Me acuerdo de aquellas tardes en kelly, dándole al kenke, a la ganjha, y al polen, fumar y beber con esas personas importantes para mi, mi gente.
Compartir las alegrías con rubias de culo frío, sabiendo, que estarán en los buenos momentos como en los malos. Felicidad, risas... que se van desvaneciendo con el humo de los Mariachis, como las dudas de mi conciencia.

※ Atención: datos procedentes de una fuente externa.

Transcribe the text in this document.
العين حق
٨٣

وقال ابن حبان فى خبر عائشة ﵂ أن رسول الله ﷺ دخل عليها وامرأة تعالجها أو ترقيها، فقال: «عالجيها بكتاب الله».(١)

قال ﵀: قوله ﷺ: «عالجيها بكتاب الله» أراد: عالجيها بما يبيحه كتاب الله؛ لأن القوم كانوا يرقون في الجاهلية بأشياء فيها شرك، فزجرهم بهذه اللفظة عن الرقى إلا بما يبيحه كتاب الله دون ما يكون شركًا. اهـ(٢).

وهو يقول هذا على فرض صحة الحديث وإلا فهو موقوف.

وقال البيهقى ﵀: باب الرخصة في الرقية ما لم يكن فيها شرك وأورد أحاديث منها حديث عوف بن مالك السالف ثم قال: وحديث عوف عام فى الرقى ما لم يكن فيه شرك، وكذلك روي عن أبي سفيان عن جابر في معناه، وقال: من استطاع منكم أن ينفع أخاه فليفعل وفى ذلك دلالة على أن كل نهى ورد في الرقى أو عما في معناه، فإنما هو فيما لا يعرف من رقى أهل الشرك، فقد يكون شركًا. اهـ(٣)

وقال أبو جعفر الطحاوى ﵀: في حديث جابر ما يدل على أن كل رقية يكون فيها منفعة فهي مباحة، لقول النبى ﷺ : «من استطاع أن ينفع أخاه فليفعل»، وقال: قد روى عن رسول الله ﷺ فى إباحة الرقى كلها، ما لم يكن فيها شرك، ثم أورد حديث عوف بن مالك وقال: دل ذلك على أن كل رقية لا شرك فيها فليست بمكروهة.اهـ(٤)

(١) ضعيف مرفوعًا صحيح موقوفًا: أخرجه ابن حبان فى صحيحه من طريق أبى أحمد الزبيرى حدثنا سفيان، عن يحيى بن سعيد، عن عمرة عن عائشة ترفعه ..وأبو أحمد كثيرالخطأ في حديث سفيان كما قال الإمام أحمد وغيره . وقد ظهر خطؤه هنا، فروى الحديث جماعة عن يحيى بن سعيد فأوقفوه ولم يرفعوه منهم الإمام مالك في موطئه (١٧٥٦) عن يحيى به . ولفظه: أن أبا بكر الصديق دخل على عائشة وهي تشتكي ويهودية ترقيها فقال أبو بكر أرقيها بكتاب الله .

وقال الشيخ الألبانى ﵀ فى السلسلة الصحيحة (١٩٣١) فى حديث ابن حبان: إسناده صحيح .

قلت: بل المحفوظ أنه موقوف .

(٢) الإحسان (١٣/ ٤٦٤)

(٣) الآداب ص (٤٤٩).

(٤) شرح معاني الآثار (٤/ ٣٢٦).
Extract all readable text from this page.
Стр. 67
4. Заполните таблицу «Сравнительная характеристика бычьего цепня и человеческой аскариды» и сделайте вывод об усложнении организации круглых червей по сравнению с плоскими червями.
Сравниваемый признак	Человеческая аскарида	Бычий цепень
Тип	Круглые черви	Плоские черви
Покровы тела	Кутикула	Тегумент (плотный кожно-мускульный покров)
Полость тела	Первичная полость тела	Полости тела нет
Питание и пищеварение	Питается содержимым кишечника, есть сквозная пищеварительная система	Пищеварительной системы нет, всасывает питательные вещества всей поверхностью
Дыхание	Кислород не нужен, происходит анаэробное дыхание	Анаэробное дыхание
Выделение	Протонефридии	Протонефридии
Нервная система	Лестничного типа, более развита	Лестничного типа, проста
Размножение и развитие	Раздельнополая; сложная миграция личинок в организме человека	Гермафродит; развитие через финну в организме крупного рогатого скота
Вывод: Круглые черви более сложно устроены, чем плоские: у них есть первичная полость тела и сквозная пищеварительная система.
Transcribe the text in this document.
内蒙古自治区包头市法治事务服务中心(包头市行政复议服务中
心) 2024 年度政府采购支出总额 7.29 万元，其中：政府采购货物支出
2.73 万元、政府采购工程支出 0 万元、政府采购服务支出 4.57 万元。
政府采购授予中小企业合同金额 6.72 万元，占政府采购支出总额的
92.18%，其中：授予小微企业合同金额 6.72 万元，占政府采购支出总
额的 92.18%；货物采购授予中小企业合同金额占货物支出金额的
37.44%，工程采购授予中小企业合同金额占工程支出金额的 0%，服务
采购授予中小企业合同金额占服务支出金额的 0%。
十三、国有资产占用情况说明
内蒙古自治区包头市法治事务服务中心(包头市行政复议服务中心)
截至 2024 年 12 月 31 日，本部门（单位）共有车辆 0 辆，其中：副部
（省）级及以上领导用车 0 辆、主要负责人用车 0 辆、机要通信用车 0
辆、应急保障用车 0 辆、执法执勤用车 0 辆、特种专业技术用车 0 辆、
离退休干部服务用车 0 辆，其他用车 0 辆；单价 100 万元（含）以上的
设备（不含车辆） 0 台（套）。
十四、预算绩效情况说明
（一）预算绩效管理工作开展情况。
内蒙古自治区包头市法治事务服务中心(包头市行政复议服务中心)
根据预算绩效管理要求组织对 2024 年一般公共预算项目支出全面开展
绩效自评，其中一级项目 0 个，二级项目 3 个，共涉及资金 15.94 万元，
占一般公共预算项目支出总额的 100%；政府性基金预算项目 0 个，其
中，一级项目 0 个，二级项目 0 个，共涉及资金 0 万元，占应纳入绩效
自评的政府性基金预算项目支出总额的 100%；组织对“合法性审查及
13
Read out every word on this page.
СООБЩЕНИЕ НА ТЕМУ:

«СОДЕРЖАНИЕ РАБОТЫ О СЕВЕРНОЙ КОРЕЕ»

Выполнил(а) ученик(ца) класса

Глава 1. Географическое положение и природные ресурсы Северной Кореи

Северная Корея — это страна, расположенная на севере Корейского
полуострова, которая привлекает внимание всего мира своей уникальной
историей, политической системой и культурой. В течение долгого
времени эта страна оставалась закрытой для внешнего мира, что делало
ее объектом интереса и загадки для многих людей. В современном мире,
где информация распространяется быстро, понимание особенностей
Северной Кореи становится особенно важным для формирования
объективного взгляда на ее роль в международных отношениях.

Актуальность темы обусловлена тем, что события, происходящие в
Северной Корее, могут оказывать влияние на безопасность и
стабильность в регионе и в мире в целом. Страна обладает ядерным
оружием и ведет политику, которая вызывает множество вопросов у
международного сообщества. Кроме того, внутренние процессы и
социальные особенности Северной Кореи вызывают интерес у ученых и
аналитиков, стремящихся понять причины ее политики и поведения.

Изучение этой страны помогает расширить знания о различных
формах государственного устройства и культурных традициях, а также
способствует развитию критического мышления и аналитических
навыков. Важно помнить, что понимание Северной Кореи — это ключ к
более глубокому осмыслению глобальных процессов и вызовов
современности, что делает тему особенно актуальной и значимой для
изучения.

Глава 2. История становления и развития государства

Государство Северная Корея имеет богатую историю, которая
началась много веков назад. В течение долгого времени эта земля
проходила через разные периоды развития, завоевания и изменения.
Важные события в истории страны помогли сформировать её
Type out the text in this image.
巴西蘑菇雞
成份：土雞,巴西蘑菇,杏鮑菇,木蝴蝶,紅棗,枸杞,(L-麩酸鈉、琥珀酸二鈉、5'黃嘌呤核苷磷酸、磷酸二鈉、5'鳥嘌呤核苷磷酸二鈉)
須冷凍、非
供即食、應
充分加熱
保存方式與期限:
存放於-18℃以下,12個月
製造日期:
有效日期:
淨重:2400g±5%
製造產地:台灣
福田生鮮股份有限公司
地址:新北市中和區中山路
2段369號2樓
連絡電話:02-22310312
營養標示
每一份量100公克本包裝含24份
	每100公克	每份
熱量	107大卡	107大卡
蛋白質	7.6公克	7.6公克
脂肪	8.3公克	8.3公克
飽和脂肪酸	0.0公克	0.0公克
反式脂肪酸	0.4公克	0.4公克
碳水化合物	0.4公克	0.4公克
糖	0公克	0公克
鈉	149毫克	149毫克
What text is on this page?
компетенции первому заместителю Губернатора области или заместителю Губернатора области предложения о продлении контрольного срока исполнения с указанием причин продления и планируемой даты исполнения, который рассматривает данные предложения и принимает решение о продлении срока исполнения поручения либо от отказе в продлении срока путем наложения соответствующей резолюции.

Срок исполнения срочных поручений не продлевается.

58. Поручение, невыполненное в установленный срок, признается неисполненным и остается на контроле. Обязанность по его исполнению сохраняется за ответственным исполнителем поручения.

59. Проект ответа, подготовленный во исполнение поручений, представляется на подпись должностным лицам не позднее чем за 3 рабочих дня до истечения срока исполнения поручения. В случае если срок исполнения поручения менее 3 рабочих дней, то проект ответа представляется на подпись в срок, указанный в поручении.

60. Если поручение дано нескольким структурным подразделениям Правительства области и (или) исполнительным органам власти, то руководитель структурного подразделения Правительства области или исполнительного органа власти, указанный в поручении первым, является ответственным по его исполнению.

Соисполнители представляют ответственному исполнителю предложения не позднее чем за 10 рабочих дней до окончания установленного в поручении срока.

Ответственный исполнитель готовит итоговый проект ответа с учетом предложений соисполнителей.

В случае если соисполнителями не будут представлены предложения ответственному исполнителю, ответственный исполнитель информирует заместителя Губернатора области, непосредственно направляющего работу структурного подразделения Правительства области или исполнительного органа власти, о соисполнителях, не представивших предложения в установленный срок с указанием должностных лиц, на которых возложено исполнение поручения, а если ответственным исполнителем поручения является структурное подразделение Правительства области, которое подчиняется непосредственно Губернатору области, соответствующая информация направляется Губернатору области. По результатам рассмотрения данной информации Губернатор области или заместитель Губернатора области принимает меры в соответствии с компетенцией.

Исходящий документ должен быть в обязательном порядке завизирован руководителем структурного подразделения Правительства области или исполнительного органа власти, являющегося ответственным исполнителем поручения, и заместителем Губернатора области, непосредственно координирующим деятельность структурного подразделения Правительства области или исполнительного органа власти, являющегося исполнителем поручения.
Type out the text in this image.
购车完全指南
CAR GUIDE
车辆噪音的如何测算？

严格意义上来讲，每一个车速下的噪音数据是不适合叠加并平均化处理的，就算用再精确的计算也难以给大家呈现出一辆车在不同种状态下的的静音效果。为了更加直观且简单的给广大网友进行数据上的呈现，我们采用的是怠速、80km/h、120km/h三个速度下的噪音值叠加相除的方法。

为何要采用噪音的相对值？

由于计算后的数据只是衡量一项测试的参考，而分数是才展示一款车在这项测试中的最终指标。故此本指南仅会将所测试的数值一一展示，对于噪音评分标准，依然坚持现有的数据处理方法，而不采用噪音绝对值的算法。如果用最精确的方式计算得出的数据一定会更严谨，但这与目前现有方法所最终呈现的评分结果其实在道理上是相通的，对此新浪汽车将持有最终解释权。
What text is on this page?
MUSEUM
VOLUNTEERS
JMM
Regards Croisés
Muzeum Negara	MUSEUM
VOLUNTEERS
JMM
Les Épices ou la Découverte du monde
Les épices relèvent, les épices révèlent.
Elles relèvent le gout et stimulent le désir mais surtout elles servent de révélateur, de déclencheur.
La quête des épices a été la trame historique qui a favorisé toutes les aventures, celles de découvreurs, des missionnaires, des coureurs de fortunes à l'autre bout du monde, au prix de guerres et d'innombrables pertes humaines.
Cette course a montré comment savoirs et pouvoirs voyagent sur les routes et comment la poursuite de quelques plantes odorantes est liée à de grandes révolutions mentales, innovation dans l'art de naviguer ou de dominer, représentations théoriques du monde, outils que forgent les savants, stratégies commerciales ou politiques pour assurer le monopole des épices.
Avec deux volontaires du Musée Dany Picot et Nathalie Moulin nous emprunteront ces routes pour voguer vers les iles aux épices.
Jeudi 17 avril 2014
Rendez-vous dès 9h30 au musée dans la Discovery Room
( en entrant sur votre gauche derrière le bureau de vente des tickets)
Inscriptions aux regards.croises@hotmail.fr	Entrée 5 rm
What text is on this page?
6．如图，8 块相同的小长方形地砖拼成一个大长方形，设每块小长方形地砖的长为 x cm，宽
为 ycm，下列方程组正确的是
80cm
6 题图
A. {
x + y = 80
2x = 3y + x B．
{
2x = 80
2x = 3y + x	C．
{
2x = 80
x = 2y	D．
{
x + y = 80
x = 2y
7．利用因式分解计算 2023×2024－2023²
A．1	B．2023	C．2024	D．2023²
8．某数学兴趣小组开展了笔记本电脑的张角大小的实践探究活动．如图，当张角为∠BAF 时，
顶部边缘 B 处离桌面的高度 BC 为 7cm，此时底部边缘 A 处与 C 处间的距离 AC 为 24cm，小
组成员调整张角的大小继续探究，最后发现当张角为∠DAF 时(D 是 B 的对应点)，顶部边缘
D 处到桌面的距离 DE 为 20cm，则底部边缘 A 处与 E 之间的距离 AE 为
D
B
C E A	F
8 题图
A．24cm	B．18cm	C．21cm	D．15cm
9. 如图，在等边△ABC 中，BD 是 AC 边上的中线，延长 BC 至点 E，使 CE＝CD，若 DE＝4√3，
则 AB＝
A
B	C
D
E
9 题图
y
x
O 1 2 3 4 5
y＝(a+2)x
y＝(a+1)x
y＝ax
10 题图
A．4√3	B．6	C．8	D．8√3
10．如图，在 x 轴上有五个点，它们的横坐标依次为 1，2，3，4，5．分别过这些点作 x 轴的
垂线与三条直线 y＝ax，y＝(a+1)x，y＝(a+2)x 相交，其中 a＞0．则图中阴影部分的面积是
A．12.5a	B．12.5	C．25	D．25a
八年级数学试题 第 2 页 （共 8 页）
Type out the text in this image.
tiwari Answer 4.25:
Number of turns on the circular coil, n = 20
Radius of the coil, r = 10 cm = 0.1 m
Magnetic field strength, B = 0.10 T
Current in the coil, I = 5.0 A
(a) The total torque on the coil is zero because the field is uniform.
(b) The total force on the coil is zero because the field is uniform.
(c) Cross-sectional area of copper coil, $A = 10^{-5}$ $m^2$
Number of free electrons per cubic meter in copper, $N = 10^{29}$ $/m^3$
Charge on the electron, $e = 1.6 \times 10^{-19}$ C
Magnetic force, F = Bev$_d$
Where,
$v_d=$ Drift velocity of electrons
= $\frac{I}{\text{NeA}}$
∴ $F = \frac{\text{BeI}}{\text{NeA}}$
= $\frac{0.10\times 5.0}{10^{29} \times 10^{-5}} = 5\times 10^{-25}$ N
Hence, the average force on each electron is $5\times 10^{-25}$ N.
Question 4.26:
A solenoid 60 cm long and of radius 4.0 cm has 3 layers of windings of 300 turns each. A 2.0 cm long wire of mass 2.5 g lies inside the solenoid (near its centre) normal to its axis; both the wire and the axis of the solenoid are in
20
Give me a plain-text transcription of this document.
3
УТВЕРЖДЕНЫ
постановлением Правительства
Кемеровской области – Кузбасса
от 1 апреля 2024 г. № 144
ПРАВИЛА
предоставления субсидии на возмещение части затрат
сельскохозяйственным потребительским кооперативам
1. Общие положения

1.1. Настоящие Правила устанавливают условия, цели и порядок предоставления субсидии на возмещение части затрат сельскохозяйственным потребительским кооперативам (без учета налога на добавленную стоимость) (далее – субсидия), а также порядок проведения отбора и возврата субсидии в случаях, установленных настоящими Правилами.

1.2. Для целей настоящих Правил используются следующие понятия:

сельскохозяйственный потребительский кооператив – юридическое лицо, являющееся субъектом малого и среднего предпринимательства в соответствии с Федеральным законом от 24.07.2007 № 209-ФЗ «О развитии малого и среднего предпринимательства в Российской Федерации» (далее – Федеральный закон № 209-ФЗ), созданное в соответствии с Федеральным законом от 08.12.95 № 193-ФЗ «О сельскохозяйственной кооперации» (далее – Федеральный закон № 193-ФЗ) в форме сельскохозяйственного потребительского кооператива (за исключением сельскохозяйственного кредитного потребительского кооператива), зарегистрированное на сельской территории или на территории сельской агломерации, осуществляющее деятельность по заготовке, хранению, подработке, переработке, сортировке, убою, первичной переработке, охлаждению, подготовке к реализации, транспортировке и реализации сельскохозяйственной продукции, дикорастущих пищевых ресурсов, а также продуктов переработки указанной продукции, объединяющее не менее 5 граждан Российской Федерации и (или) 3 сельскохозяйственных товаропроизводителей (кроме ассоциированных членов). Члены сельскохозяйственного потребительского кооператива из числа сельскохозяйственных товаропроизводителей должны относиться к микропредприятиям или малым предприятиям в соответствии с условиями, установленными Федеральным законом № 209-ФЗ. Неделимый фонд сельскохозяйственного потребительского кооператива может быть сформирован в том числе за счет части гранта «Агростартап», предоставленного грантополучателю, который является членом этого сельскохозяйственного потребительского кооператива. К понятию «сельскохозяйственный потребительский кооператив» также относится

Para vosotros; Siempre me tendréis para lo que sea, contad con un servidor conmigo, mismos principios pero, distinto al niño de antaño. Nuevas juergas y chambaos, con la arena de la playa masajeándo nuestros pies y el reflejo de la luna llena en el movido mar, moviendose al son de la música de los tambores y gaitas. Sueños celtas alrededor del fuego, y espíritus en persecución de su eterno descanso, que nunca llegará. A lo lejos el estruendo de las olas al romper contra el acantilado.Hoy la melodía es otra muy distinta, cargada de recuerdos borrosos y difuminados, con ese toque de melancolía, característico que les acompaña. Una botella de ron y un paquete de tabaco rubio, mascando el sabor de lo añejo en el paladar y la vista perdida en el horizonte, imaginando por un instante, poder fundirme con el pasado y lo fantástico, donde los duendes y hadas existan y la posibilidad de dar un vuelco a una vida que parece no acabar como uno pueda soñar. Sueños, con mi mente me transporto a ese mundo donde la realidad se puede transformar y donde los límites, aunque existentes, estan muy lejanos entre sí.